The traditional text of the Holy Gospels vindicated and established
http://books.google.com/books?id=Be5JAAAAMAAJ&pg=PA130
"It is well known that the Peshitto is mainly in agreement with the traditional text." - Dean John Burgon


a) The Peshitta (even in its earlier form, before the greater Byzantine influence of the Philoxenian and Harklean versions) has a much greater affinity to the TR/KJB texts than to the Alexandrian. When I looked at about 200 significant variants, more than 75% of the time the Peshitta lined up with the true Bible, about 25% with corruption. Note that 25% corruption on those variants will allow for a lot of significant corruptions, such as the omission of the Pericope Adultera, while the other large section variant, the ending of Mark, is in the Peshitta.

(btw - It would be nice to have a page where about 30 of the variants are shown, say 20 pro-Byz and 10 pro-Alex, just to give a fuller sense.)

(Studies can vary, there is absolutely no doubt that the numbers are a large majority. I used Brandon's Magic Marker page as the significant variants in my study, looking at every variant.)

b) Thus it is absolutely correct to use the Peshitta as an important Byzantine and TR/KJB witness. Dean John Burgon showed conclusively that this is true even if the Peshitta were the result of a recension, per the strange Hort theories.

Note that this emphasis is largely a refutation of the bogus Westcott-Hort theories. The Peshitta is one of many such refutations, important because it is such a significant and early witness.

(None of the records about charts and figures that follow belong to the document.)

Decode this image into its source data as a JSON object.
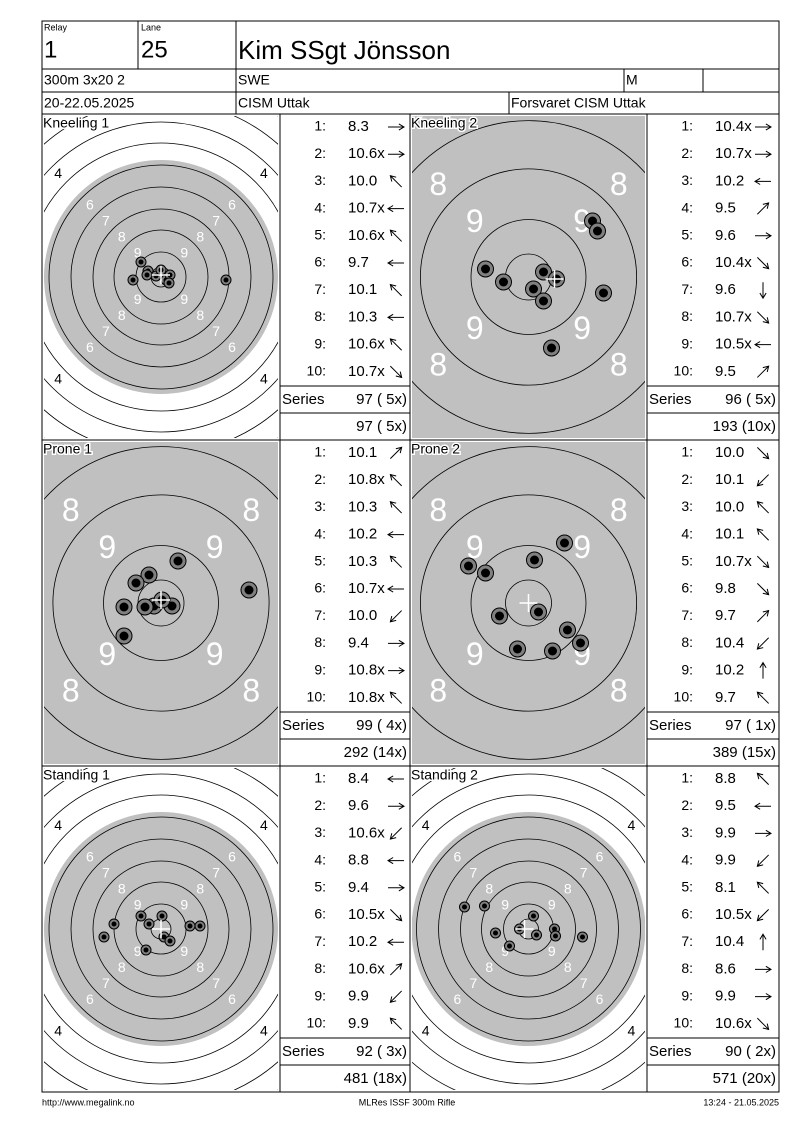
{
  "header": {
    "relay_label": "Relay",
    "relay": "1",
    "lane_label": "Lane",
    "lane": "25",
    "name": "Kim SSgt Jönsson",
    "event": "300m 3x20 2",
    "nation": "SWE",
    "gender": "M",
    "date": "20-22.05.2025",
    "competition": "CISM Uttak",
    "club": "Forsvaret CISM Uttak"
  },
  "shot_numbers": [
    "1:",
    "2:",
    "3:",
    "4:",
    "5:",
    "6:",
    "7:",
    "8:",
    "9:",
    "10:"
  ],
  "blocks": [
    {
      "title": "Kneeling 1",
      "view": "full",
      "ring_labels": [
        "4",
        "5",
        "6",
        "7",
        "8",
        "9"
      ],
      "shots": [
        "8.3",
        "10.6x",
        "10.0",
        "10.7x",
        "10.6x",
        "9.7",
        "10.1",
        "10.3",
        "10.6x",
        "10.7x"
      ],
      "series_label": "Series",
      "series_total": "97 ( 5x)",
      "running_total": "97 ( 5x)"
    },
    {
      "title": "Kneeling 2",
      "view": "zoom",
      "ring_labels": [
        "8",
        "9"
      ],
      "shots": [
        "10.4x",
        "10.7x",
        "10.2",
        "9.5",
        "9.6",
        "10.4x",
        "9.6",
        "10.7x",
        "10.5x",
        "9.5"
      ],
      "series_label": "Series",
      "series_total": "96 ( 5x)",
      "running_total": "193 (10x)"
    },
    {
      "title": "Prone 1",
      "view": "zoom",
      "ring_labels": [
        "8",
        "9"
      ],
      "shots": [
        "10.1",
        "10.8x",
        "10.3",
        "10.2",
        "10.3",
        "10.7x",
        "10.0",
        "9.4",
        "10.8x",
        "10.8x"
      ],
      "series_label": "Series",
      "series_total": "99 ( 4x)",
      "running_total": "292 (14x)"
    },
    {
      "title": "Prone 2",
      "view": "zoom",
      "ring_labels": [
        "8",
        "9"
      ],
      "shots": [
        "10.0",
        "10.1",
        "10.0",
        "10.1",
        "10.7x",
        "9.8",
        "9.7",
        "10.4",
        "10.2",
        "9.7"
      ],
      "series_label": "Series",
      "series_total": "97 ( 1x)",
      "running_total": "389 (15x)"
    },
    {
      "title": "Standing 1",
      "view": "full",
      "ring_labels": [
        "4",
        "5",
        "6",
        "7",
        "8",
        "9"
      ],
      "shots": [
        "8.4",
        "9.6",
        "10.6x",
        "8.8",
        "9.4",
        "10.5x",
        "10.2",
        "10.6x",
        "9.9",
        "9.9"
      ],
      "series_label": "Series",
      "series_total": "92 ( 3x)",
      "running_total": "481 (18x)"
    },
    {
      "title": "Standing 2",
      "view": "full",
      "ring_labels": [
        "4",
        "5",
        "6",
        "7",
        "8",
        "9"
      ],
      "shots": [
        "8.8",
        "9.5",
        "9.9",
        "9.9",
        "8.1",
        "10.5x",
        "10.4",
        "8.6",
        "9.9",
        "10.6x"
      ],
      "series_label": "Series",
      "series_total": "90 ( 2x)",
      "running_total": "571 (20x)"
    }
  ],
  "footer": {
    "url": "http://www.megalink.no",
    "software": "MLRes ISSF 300m Rifle",
    "timestamp": "13:24 - 21.05.2025"
  }
}
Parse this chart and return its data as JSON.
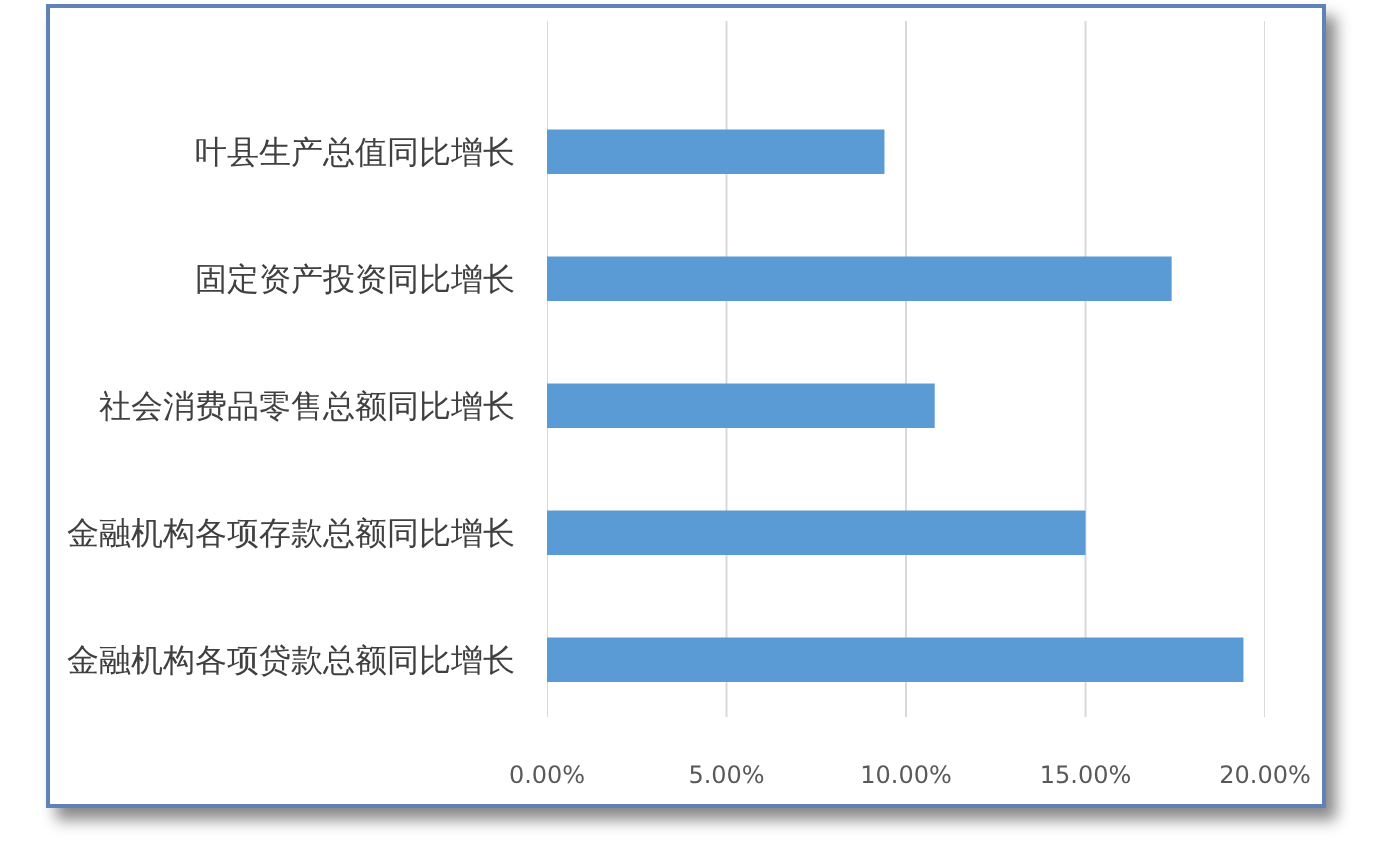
{
  "chart_data": {
    "type": "bar",
    "orientation": "horizontal",
    "categories": [
      "叶县生产总值同比增长",
      "固定资产投资同比增长",
      "社会消费品零售总额同比增长",
      "金融机构各项存款总额同比增长",
      "金融机构各项贷款总额同比增长"
    ],
    "values": [
      9.4,
      17.4,
      10.8,
      15.0,
      19.4
    ],
    "color": "#5b9bd5",
    "xlim": [
      0,
      20
    ],
    "xticks": [
      {
        "value": 0,
        "label": "0.00%"
      },
      {
        "value": 5,
        "label": "5.00%"
      },
      {
        "value": 10,
        "label": "10.00%"
      },
      {
        "value": 15,
        "label": "15.00%"
      },
      {
        "value": 20,
        "label": "20.00%"
      }
    ],
    "grid": "x"
  }
}
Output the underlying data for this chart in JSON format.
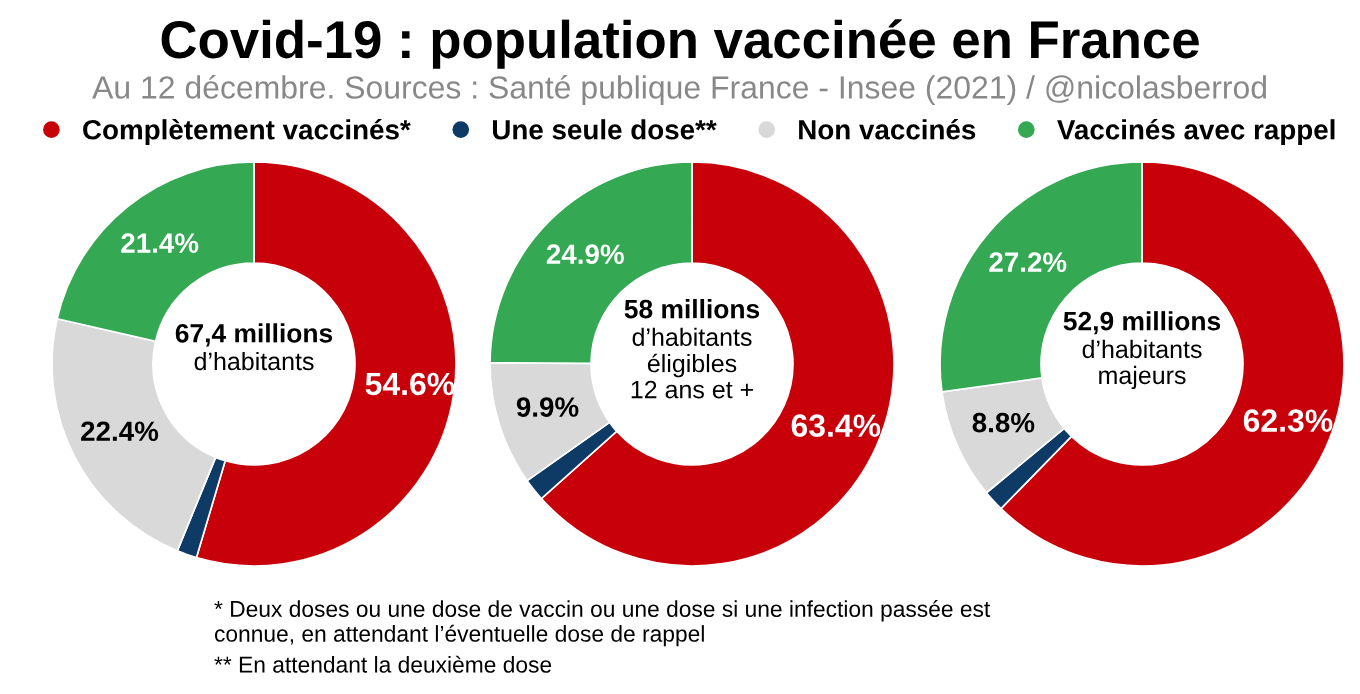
{
  "chart_data": [
    {
      "type": "other",
      "title": "Covid-19 : population vaccinée en France",
      "subtitle": "Au 12 décembre. Sources : Santé publique France - Insee (2021) / @nicolasberrod",
      "annotations": [
        "* Deux doses ou une dose de vaccin ou une dose si une infection passée est\nconnue, en attendant l’éventuelle dose de rappel",
        "** En attendant la deuxième dose"
      ]
    },
    {
      "type": "donut",
      "title": "67,4 millions",
      "subtitle": "d’habitants",
      "legend": "top",
      "categories": [
        "Complètement vaccinés*",
        "Une seule dose**",
        "Non vaccinés",
        "Vaccinés avec rappel"
      ],
      "values": [
        54.6,
        1.6,
        22.4,
        21.4
      ],
      "colors": [
        "#c8000a",
        "#0d3b66",
        "#d9d9d9",
        "#34a853"
      ],
      "value_labels": [
        "54.6%",
        null,
        "22.4%",
        "21.4%"
      ]
    },
    {
      "type": "donut",
      "title": "58 millions",
      "subtitle": "d’habitants\néligibles\n12 ans et +",
      "values": [
        63.4,
        1.8,
        9.9,
        24.9
      ],
      "colors": [
        "#c8000a",
        "#0d3b66",
        "#d9d9d9",
        "#34a853"
      ],
      "value_labels": [
        "63.4%",
        null,
        "9.9%",
        "24.9%"
      ]
    },
    {
      "type": "donut",
      "title": "52,9 millions",
      "subtitle": "d’habitants\nmajeurs",
      "values": [
        62.3,
        1.7,
        8.8,
        27.2
      ],
      "colors": [
        "#c8000a",
        "#0d3b66",
        "#d9d9d9",
        "#34a853"
      ],
      "value_labels": [
        "62.3%",
        null,
        "8.8%",
        "27.2%"
      ]
    }
  ]
}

c) However, it is not right to claim the Peshitta as identical or almost identical to the King James Bible. A lot of the Tegart-Norris stuff is an attack on this unsupportable claim, made or implied by a couple of King James Bible writers. By their cornfusenik and deceptive writing techniques they can then try to ignore the real textual substantive issues of the clear and strong Peshitta-KJB affinity. And falsely try to link the majority of King James Bible defenders (who write reasonably and accurately on this) with the few who err and overstate the similarity. And if we see a King James Bible defender who overstates the similarity, we can consider sending them a correction. (In that sense, I appreciate the critics, as they help us clarify the real issues and write more precisely.)

d) It is simply incorrect to try to claim that the Peshitta text has been alexandrinized in a Westcott-Hort sense. You can get the agreed-upon Peshitta text from Murdock, Etheridge or Lasma, all online, and the only differences are a few western-eastern distinctions (Murdoch==Western, Lamsa==Eastern) that have very little influence on this analysis.

There is a lot more that could be discussed, such as the dating of the Peshitta, the missing five books (important especially in its support of an early date), the significance in more depth in the analysis of Dean Burgon, the OT situation, the Aramaic Primacy mishegas (helpful though in some factual stuff), Lamsa's approach. However I simply want to renew this discussion in a more general sense first.

Shalom,
Steven

Last edited by Steven Avery; 07-27-2009 at 05:17 AM.